Eddie Ratledge, a pharmacist with Mulberry Street Pharmacy in Loudon, considered adding a walk-in clinic in his pharmacy about five years but demurred from the idea.

“We opted not to do it,” Ratledge said. “Quite frankly, I felt like we were stepping on to the toes of the doctors here locally. I’m stepping into their area of expertise, even though it might not be me doing it. It might be a nurse practitioner or a PA (physician’s assistant), but I’m still kind of infringing on their — I won’t say turf — but into their area, and that’s not what I’m there for. I’m there to work with them.”

Officials with Mulberry Street Pharmacy, which opened in 2007, held talks about a possible clinic with a third-party company shortly after opening.

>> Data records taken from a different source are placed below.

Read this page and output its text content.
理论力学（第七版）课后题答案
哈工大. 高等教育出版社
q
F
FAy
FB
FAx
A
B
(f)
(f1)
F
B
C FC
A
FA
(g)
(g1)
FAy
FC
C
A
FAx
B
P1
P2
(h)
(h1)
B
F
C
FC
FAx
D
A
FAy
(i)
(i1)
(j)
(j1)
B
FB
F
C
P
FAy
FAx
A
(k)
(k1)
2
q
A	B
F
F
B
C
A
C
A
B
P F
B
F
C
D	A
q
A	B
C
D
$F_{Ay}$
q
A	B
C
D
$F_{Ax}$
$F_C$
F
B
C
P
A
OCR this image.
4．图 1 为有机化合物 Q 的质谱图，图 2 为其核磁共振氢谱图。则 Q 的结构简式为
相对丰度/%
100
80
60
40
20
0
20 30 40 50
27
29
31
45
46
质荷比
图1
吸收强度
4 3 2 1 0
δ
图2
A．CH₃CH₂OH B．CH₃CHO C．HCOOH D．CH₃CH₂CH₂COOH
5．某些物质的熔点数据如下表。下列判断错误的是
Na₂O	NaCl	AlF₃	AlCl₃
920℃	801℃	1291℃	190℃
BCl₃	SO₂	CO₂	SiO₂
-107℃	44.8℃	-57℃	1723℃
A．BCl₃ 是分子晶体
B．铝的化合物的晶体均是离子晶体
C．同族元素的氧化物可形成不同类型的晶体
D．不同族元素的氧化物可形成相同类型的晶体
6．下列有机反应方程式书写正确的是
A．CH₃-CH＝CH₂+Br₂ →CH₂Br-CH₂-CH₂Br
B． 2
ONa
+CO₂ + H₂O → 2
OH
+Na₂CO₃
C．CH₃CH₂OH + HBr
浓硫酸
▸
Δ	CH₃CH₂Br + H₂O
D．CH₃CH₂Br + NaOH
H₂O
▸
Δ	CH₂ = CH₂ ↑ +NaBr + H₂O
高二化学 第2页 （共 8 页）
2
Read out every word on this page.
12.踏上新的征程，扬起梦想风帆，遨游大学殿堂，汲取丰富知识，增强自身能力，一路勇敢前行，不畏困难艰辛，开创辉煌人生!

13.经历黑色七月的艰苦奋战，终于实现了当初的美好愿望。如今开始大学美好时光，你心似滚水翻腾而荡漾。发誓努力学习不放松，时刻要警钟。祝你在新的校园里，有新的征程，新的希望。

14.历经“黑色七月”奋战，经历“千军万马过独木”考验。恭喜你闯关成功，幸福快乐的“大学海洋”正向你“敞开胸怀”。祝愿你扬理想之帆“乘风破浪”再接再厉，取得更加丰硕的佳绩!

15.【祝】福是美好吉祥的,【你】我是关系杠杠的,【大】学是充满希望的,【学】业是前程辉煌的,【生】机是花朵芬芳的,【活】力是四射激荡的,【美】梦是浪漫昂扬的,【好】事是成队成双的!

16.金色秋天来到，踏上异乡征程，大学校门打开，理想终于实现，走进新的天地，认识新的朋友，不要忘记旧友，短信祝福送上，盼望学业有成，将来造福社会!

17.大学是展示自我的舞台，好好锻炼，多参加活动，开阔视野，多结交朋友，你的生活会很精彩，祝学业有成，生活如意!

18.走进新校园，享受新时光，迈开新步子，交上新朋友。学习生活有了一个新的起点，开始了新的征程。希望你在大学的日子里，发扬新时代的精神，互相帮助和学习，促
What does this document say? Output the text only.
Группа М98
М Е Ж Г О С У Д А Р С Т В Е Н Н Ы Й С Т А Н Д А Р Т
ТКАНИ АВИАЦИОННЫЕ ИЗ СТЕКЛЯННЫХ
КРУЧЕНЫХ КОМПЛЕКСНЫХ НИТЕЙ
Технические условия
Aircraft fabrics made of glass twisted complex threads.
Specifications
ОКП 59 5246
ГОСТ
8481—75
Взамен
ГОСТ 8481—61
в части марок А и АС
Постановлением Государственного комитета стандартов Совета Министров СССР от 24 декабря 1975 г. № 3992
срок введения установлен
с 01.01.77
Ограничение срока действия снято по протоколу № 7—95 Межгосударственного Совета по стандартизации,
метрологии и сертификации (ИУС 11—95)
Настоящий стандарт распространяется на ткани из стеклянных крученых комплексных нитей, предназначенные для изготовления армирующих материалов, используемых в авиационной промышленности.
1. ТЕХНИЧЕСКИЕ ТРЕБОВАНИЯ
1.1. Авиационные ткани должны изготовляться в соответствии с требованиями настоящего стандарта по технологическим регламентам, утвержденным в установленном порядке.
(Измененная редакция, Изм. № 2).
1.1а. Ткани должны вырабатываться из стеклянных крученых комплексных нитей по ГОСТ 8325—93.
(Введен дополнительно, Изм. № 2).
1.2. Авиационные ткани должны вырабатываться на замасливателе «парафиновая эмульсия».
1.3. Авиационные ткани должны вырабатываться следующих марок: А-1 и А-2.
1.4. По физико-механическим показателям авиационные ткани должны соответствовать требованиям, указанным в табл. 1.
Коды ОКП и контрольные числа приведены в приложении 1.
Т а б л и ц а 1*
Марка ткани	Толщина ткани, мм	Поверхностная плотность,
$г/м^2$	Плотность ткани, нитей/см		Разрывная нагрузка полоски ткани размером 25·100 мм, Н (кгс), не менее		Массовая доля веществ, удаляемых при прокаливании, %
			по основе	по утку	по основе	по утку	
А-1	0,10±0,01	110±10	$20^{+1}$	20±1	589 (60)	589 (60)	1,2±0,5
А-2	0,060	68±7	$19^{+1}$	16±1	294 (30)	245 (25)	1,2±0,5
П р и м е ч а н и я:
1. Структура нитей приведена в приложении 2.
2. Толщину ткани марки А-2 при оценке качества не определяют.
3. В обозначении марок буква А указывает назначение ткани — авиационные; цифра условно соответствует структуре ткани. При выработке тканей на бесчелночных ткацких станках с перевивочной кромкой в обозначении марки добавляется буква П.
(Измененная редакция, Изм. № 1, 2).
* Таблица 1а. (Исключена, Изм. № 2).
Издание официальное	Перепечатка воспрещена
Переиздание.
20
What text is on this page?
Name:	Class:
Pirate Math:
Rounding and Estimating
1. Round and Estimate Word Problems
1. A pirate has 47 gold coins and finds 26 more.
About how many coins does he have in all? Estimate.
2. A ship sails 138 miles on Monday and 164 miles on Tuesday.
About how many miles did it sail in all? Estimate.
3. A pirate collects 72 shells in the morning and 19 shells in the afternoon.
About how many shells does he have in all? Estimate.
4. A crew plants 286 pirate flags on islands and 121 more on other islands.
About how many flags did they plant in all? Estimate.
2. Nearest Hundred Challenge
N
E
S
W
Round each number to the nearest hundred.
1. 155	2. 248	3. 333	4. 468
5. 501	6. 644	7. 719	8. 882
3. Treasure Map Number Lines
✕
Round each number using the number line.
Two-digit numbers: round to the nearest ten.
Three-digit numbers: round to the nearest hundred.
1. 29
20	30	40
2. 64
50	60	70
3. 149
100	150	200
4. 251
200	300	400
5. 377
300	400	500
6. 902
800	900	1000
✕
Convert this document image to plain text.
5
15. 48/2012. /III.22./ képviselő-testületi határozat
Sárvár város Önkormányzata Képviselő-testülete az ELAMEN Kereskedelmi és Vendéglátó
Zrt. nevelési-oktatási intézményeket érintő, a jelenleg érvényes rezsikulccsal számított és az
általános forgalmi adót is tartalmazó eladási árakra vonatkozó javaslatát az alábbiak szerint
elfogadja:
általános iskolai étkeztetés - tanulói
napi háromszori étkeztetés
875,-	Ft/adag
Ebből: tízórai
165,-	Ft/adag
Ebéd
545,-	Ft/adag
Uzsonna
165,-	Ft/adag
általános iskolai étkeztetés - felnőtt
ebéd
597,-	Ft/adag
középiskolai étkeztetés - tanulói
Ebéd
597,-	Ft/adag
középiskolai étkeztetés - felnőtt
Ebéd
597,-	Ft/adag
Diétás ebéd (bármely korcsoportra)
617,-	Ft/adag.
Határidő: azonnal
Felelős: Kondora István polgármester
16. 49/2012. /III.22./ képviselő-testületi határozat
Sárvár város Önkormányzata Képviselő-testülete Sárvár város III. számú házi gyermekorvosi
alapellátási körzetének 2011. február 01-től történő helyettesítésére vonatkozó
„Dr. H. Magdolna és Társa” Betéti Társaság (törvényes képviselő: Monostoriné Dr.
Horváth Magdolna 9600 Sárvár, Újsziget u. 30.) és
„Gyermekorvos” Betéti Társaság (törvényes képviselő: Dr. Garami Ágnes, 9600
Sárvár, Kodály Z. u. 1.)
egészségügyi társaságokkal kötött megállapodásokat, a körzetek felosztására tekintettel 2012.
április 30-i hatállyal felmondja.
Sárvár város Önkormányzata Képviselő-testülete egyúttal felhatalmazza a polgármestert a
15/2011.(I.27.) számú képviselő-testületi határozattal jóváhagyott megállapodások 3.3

“We actually when we designed our pharmacy designed it with the potential of possibly doing that in the future, and it would take minimal alteration to our current pharmacy, but we just opted not to do it,” Ratledge said.

Heather Atkinson, a pharmacist with Munsey Pharmacy in Loudon, said the company has not officially entertained the possibility of a walk-in clinic, but she was on board with the concept.

“I think that would be a great idea,” Atkinson said. “It’s something that the owners have never talked about, but I think it’s a fabulous idea.”

In addition to treating routine colds and infections, the CVS Minute Clinic also offers flu vaccinations alongside the pharmacy. While CVS and Walgreens currently have flu shots, vaccines are not yet widely available in the county. As of Monday afternoon, East Tennessee Discount Drugs in Lenoir City and Munsey Pharmacy in Loudon, along with Loudon County Health Department, have not received their vaccine shipments.

Atkinson said she anticipates Munsey Pharmacy receiving its shipment of vaccines in a few weeks, and she said she was not privy to any flu vaccine shortages this year.

“As far as I know there’s not,” she said. “You just have to order them early, and you only get so many, you can request so many, but then they’ll just give you so many. It kind of depends on how many you’ve ordered in the past.”

LeMay said basic three-strain flu shots cost $31.99 at CVS, and patients have the option of taking a broader, four-strain shot for $36.99. She said some insurance plans do not cover the four-strain dose.

Although flu season in East Tennessee can occur as late as February or March, LeMay recommended patients get vaccinated early. The flu vaccine is “theoretically” supposed to last the whole year, she said.

“Theoretically, we’re covered for the entire season, so a lot of folks we’re seeing a lot just coming in and getting it now to go ahead and get that protection because we are seeing some sporadic cases so the CDC (Centers for Disease Control and Prevention) and the ACIP (Advisory Committee on Immunization Practices) are recommending anybody 6 months of age and older just go ahead and come on in and get vaccinated.”

Ratledge, whose pharmacy will not carry flu vaccines this year, said that from his experience, patients should wait until the first of November to ensure the vaccine remains potent throughout the season.

“So, if you take it in September or October, a lot of times your ability to respond will be falling off by the time you need it to be at the peak,” he said.